A third of these early confessors contributed by the monasteries of St. Andrews was Henry Forrest. He was a native of Linlithgow, and graduated at St Leonard's College in 1525. He had listened to Hamilton's teaching, and had seen him die, and the sole accusation laid against him, not long after, was that he had been heard to say that "Master Patrick died a martyr, and was no heretic." He was long kept a prisoner in the gloomy sea-tower of the castle of St.
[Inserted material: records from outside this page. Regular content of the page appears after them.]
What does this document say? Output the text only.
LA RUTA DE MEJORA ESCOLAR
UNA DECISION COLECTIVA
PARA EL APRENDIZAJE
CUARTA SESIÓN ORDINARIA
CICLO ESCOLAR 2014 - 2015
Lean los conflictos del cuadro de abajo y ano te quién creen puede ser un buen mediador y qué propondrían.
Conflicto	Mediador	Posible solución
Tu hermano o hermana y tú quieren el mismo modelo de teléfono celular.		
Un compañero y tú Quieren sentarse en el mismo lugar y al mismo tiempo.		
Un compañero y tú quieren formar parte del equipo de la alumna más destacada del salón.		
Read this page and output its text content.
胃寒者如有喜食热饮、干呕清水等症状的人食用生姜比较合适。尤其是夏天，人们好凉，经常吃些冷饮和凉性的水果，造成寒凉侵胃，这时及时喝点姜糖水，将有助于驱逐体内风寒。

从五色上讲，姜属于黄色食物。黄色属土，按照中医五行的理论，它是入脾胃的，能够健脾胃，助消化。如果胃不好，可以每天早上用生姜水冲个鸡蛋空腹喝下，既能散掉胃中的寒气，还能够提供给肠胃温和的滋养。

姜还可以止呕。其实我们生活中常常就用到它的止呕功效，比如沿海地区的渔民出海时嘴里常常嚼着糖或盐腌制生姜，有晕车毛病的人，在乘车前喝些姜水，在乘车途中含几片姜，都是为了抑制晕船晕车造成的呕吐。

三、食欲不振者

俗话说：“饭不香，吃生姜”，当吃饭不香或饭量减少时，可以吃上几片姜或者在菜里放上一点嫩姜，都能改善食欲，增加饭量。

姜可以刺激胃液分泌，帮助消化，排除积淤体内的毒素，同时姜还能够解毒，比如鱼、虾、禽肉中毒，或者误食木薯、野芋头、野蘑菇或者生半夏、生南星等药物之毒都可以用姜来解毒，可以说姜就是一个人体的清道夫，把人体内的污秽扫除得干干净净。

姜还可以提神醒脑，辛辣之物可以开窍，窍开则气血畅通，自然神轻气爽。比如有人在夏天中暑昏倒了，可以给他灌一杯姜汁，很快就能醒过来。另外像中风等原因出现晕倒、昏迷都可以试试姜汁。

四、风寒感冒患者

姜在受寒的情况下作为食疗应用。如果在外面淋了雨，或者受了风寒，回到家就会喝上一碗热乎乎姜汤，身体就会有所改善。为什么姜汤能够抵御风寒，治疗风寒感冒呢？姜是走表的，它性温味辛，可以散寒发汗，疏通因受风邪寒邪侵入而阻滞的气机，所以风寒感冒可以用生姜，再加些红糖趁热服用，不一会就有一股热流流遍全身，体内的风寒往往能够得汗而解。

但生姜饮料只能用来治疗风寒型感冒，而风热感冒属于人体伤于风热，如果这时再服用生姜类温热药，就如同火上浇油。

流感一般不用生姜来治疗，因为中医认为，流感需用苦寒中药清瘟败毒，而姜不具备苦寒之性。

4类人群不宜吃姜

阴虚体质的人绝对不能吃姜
Andrews, and was at length cruelly condemned to be burnt as a heretic, "equal in iniquity with Master Patrick." The probable date of his martyrdom was 1532. His pile was kindled on the eminence adjoining the northern stile of the Abbey Church, and that spot was made choice of, in order that the flames might be visible across the mouth of Tay from the shores of Angus. The persecutors disregarded, in the ostentatious publicity of this second auto-da-fe, a warning given them by John Lindsay, "a merry gentleman in the service of archbishop Beaton, that the smoke of Hamilton's pile had infected all upon whom it blew." Lindsay had advised them to burn their next victim in some low vault out of sight, instead of in the open face of day. And he was right. The flame of the martyr's pile, beheld with more admiration than fear, kindles in a thousand souls the holy fire of self-sacrificing zeal. The blazing faggots become the torch of truth to a whole land. "Brother!" cried stout old Latimer at the stake to Ridley, his fellow-martyr, "we light a candle to-day in England which will never again be put out."